Of course, like all of the best laid plans of the past, I did not at that time see the fundamental flaws until after I had already embarked on the new scheme – and had it not been for Jimmy’s intervention in getting others in the Garley Gang to help me, the whole disaster would have turned out worse than it did.
Jimmy obviously saw the most troubling aspect right from the start and made a deal with Alf to let me sleep in the back of Alf’s car until I got my first paycheck and could afford to rent a room somewhere.
My plan was also based on the misconception that the job the laundry assigned me would be with Jimmy and Frank.
As it turned out, it was not.
The bosses decided to install me inside the belly of the beast, the massive production area behind those windows through which the boxes came to feed the trucks.
Yet as massive a space as that factory was, not an inch of it was wasted.
While this maze between pressers, folders, steamers and other machines must have had some logical order, I didn’t see it.
All I saw was a chaos of noise and all I felt was the unbearable heat.
I soon learned that each employee was in a way part of this vast machine, assigned a particular role that had to be done in order to the next person to perform the role he or she had.

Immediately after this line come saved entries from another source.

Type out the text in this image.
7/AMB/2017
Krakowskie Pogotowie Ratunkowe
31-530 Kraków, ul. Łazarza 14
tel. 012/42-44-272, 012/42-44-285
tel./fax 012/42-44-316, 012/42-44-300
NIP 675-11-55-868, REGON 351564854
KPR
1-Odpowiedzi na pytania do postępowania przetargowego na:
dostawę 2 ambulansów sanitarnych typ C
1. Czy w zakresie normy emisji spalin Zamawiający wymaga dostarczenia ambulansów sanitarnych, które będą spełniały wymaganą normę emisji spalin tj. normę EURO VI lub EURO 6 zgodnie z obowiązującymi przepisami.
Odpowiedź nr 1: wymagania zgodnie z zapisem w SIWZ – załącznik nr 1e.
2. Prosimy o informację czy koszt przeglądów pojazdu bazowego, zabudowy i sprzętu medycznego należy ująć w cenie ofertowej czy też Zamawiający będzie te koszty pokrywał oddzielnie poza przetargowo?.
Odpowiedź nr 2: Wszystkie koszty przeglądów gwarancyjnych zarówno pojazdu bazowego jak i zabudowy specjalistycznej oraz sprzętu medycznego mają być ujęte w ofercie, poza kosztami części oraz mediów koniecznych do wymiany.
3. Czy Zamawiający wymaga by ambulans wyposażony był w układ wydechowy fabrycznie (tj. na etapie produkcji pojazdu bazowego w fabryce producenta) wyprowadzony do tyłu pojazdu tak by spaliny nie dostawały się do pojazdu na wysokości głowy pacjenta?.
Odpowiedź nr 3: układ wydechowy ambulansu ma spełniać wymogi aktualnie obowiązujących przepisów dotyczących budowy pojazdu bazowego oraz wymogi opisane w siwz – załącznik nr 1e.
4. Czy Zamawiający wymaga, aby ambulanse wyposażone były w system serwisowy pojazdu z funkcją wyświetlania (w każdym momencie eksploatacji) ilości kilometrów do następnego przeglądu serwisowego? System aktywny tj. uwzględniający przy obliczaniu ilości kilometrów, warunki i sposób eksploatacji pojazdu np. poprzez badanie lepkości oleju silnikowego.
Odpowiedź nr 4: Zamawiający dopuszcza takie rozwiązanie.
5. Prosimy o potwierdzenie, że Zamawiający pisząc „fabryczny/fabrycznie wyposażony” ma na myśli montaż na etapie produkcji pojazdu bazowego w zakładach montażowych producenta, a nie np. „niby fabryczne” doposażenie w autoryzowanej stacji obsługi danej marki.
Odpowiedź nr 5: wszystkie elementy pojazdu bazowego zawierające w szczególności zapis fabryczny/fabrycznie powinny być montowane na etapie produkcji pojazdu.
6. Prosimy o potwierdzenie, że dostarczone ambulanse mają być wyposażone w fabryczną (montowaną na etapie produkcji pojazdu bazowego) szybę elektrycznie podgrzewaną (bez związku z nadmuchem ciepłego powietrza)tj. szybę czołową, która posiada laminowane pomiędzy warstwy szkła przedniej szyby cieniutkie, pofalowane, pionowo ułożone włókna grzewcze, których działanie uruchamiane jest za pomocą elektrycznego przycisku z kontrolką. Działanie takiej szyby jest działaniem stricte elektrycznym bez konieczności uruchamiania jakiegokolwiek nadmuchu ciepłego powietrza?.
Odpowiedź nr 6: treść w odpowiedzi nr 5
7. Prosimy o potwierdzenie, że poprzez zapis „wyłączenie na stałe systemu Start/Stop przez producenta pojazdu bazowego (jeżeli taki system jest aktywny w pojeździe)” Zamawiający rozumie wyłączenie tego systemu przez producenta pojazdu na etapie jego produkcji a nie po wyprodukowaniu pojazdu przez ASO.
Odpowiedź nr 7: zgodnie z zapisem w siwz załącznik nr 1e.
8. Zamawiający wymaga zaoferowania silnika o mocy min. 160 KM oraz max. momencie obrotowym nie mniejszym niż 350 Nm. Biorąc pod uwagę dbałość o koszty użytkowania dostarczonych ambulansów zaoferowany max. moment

Some workers stuffed giant washers with dirty laundry, while others pulled out these wet items, dumped them into carts to be dragged to machines that wrung out the wet, or allowed workers to stretch them out before giant heaters to dry.
All I saw were hundreds of hands in constant motion determined to keep up with the insatiable hunger of those machines.
I wasn’t even sure that the right hand knew what the left hand was doing, all seemed focused entirely on their small part in this vast operation.
All this stunned me and made me aware of just how flawed my plan was. Instead of having the carefree life that Jimmy and Frank seemed to enjoy in the loading area, I was condemned to this dismal circle of hell where I could hardly breathe.
I was condemned to hard labor, when Jimmy and Frank clearly where not.
And things, as it turned out, only got worse.